By Sam Watson
AFTER TWO seasons lost to COVID-19 restrictions, some local football club presidents have admitted they are starting to fear about the future of local footy if things don’t change soon.
Before COVID-19, participation numbers were already dropping rapidly, in junior grades especially, and some believe the lack of results will make the situation even worse.
Dalyston president Andy Thomas said he’ll be very concerned if the interruptions drag on into next year.
“If you’re a junior or someone that’s looking for work and there’s no guarantee of playing football, because it could get called off again, why would you bother?” Thomas said.
“There’s so many benefits to sport and the COVID situation could put a dent in it. I think everybody has to work extremely hard to get kids back playing sport.
“They’ve been locked away for so long and it’d be easy to get downhearted about playing and focus on your PlayStation or work.
“Everybody in every sport has got to work hard, and parents probably as much as anybody are going to have to work hard to get kids out and about and socially active and exercise for the health of our community.”
Mirboo North president Steven Rogers said he was worried about other activities potential players might take up.
“The hardest thing is that people are going to find other things to do,” Rogers said.
“That’s why we were so keen to get a result this year, to make sure that it was worth doing.
“Our early indications are that players are still keen to play, but I would imagine the landscape is going to change a little bit.”

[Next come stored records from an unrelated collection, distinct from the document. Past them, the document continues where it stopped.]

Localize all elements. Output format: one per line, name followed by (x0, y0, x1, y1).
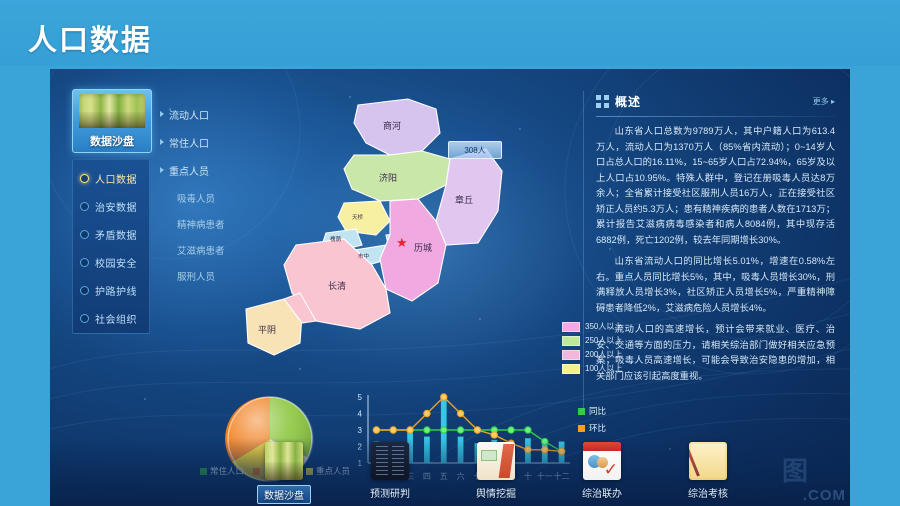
nav-item-label: 护路护线 (95, 283, 137, 298)
map-label-pingyin: 平阴 (258, 325, 276, 335)
sub-menu-label: 流动人口 (169, 107, 209, 122)
dock-label-joint: 综治联办 (568, 485, 636, 500)
triangle-bullet-icon (160, 111, 164, 117)
combo-point[interactable] (424, 427, 430, 433)
sub-menu-child-aids-patients[interactable]: 艾滋病患者 (177, 243, 240, 257)
dock-item-sandbox[interactable]: 数据沙盘 (250, 442, 318, 504)
combo-point[interactable] (373, 427, 379, 433)
nav-item-label: 矛盾数据 (95, 227, 137, 242)
dock-item-forecast[interactable]: 预测研判 (356, 442, 424, 504)
combo-point[interactable] (474, 427, 480, 433)
forecast-icon (371, 442, 409, 480)
combo-legend-item: 环比 (578, 422, 606, 434)
overview-header: 概述 更多 ▸ (596, 91, 835, 111)
map-label-shanghe: 商河 (383, 120, 401, 131)
nav-bullet-icon (80, 230, 89, 239)
triangle-bullet-icon (160, 139, 164, 145)
combo-legend-label-mom: 环比 (589, 422, 606, 434)
combo-legend-swatch-mom (578, 425, 585, 432)
nav-item-public-security[interactable]: 治安数据 (73, 192, 149, 220)
dock-item-joint-governance[interactable]: 综治联办 (568, 442, 636, 504)
combo-point[interactable] (457, 427, 463, 433)
combo-point[interactable] (508, 427, 514, 433)
assessment-icon (689, 442, 727, 480)
combo-point[interactable] (390, 427, 396, 433)
joint-governance-icon (583, 442, 621, 480)
overview-divider (596, 116, 835, 117)
sub-menu-label: 常住人口 (169, 135, 209, 150)
legend-swatch-100 (562, 364, 580, 374)
map-label-shizhong: 市中 (358, 252, 369, 260)
combo-y-tick-label: 3 (358, 426, 363, 435)
combo-point[interactable] (457, 410, 463, 416)
nav-bullet-icon (80, 314, 89, 323)
map-label-changqing: 长清 (328, 280, 346, 291)
dashboard-window: 数据沙盘 人口数据 治安数据 矛盾数据 校园安全 护路护线 (50, 69, 850, 506)
map-tooltip: 308人 (448, 141, 502, 159)
overview-panel: 概述 更多 ▸ 山东省人口总数为9789万人，其中户籍人口为613.4万人，流动… (583, 91, 835, 411)
sub-menu-child-drug-users[interactable]: 吸毒人员 (177, 191, 240, 205)
dock-label-assessment: 综治考核 (674, 485, 742, 500)
nav-bullet-icon (80, 174, 89, 183)
sandbox-icon (265, 442, 303, 480)
nav-item-label: 治安数据 (95, 199, 137, 214)
person-icon (597, 457, 608, 468)
sub-menu-child-prisoners[interactable]: 服刑人员 (177, 269, 240, 283)
watermark-text: .COM (803, 487, 846, 504)
overview-paragraph: 山东省人口总数为9789万人，其中户籍人口为613.4万人，流动人口为1370万… (596, 124, 835, 248)
map-label-jiyang: 济阳 (379, 172, 397, 183)
nav-item-label: 校园安全 (95, 255, 137, 270)
map-label-huaiyin: 槐荫 (330, 235, 342, 243)
sub-menu-item-resident-population[interactable]: 常住人口 (160, 135, 240, 150)
sub-menu-item-key-persons[interactable]: 重点人员 (160, 163, 240, 178)
capital-star-icon: ★ (396, 235, 408, 250)
opinion-mining-icon (477, 442, 515, 480)
sandbox-tile-button[interactable]: 数据沙盘 (72, 89, 152, 153)
map-label-licheng: 历城 (414, 243, 432, 253)
nav-bullet-icon (80, 202, 89, 211)
sub-menu-item-floating-population[interactable]: 流动人口 (160, 107, 240, 122)
nav-item-conflict[interactable]: 矛盾数据 (73, 220, 149, 248)
combo-y-tick-label: 5 (358, 393, 363, 402)
combo-y-tick-label: 4 (358, 410, 363, 419)
map-region-licheng (380, 199, 446, 301)
combo-point[interactable] (424, 410, 430, 416)
nav-item-label: 人口数据 (95, 171, 137, 186)
nav-item-campus-safety[interactable]: 校园安全 (73, 248, 149, 276)
dock-item-assessment[interactable]: 综治考核 (674, 442, 742, 504)
nav-item-railway-protection[interactable]: 护路护线 (73, 276, 149, 304)
combo-point[interactable] (441, 394, 447, 400)
nav-panel: 人口数据 治安数据 矛盾数据 校园安全 护路护线 社会组织 (72, 159, 150, 334)
dock-label-opinion: 舆情挖掘 (462, 485, 530, 500)
region-map[interactable]: ★ 商河 济阳 章丘 历城 长清 平阴 天桥 槐荫 市中 308人 (240, 93, 570, 368)
nav-bullet-icon (80, 286, 89, 295)
legend-swatch-350 (562, 322, 580, 332)
dock-label-forecast: 预测研判 (356, 485, 424, 500)
grid-icon (596, 95, 609, 108)
map-label-zhangqiu: 章丘 (455, 194, 473, 205)
sub-menu: 流动人口 常住人口 重点人员 吸毒人员 精神病患者 艾滋病患者 服刑人员 (160, 107, 240, 295)
combo-point[interactable] (441, 427, 447, 433)
nav-bullet-icon (80, 258, 89, 267)
overview-title: 概述 (615, 93, 641, 110)
nav-item-population[interactable]: 人口数据 (73, 164, 149, 192)
sub-menu-child-mental-patients[interactable]: 精神病患者 (177, 217, 240, 231)
watermark-mark: 图 (782, 451, 808, 488)
nav-item-social-org[interactable]: 社会组织 (73, 304, 149, 332)
overview-more-link[interactable]: 更多 ▸ (813, 96, 835, 107)
dock-label-sandbox: 数据沙盘 (257, 485, 311, 504)
overview-paragraph: 流动人口的高速增长，预计会带来就业、医疗、治安、交通等方面的压力，请相关综治部门… (596, 322, 835, 384)
left-nav-column: 数据沙盘 人口数据 治安数据 矛盾数据 校园安全 护路护线 (72, 89, 150, 334)
legend-swatch-250 (562, 336, 580, 346)
sandbox-thumbnail-icon (79, 94, 145, 128)
bottom-dock: 数据沙盘 预测研判 舆情挖掘 综治联办 综治考核 (50, 438, 850, 506)
overview-paragraph: 山东省流动人口的同比增长5.01%，增速在0.58%左右。重点人员同比增长5%，… (596, 254, 835, 316)
page-header: 人口数据 (0, 0, 900, 66)
sandbox-tile-label: 数据沙盘 (73, 133, 151, 149)
dock-item-opinion-mining[interactable]: 舆情挖掘 (462, 442, 530, 504)
combo-point[interactable] (525, 427, 531, 433)
sub-menu-label: 重点人员 (169, 163, 209, 178)
page-title: 人口数据 (28, 17, 152, 59)
region-map-svg[interactable]: ★ 商河 济阳 章丘 历城 长清 平阴 天桥 槐荫 市中 (240, 93, 570, 368)
triangle-bullet-icon (160, 167, 164, 173)
combo-point[interactable] (407, 427, 413, 433)
map-label-tianqiao: 天桥 (352, 213, 364, 221)
nav-item-label: 社会组织 (95, 311, 137, 326)
legend-swatch-200 (562, 350, 580, 360)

Inverloch Kongwak senior coach Ben Soumilas believes the missed seasons will inevitably have an impact on reserve player retention, but he hopes junior numbers can bounce back.
“I hope young people keep coming back to play, but I wouldn’t be surprised if it has an impact,” Soumilas said.
“It definitely could turn some older people away from reserves footy, but it could go the other way too.
“If footy netball clubs do it really well, we should be able to create an environment that draws people back to sport.
“I’d like to think now more than ever, parents would be encouraging their children to go out and join something.
“We’ve been sitting at home, locked up and on our screens for two years, and if we can create really good environments then you should be able to get young people in.
“I’m hoping it goes the other way.”
Phillip Island president Chris Ross said he wasn’t sure of the effect another cancelled season would have, but he hoped everyone would be more motivated than ever.
“I really don’t know, hopefully it makes them even more hungry to come back next year, players and volunteers,” Ross said.
“Because we feel as though we’ve got unfinished business.”
And Poowong president Ted Attenborough was thankful they were able to get half a season completed.
“Everyone that turned up throughout the year, seniors and juniors, were all keen to have a game of footy,” Attenborough said.
“So, I can’t see it having an impact going forward, I just think the uncertainty of whether the season was going to go ahead or not towards the back end of the season just made people sick of it.
“I think once the season approaches next year, they’ll be keen to get up and going again.”
Despite the second cancelled season, Thomas said Dalyston would be going into next year with an optimistic mindset.
“I suppose we’ve just gotta be positive and look forward to next season, as much as it’s a disappointment this year, it is what it is and there’s not much you can do about it.”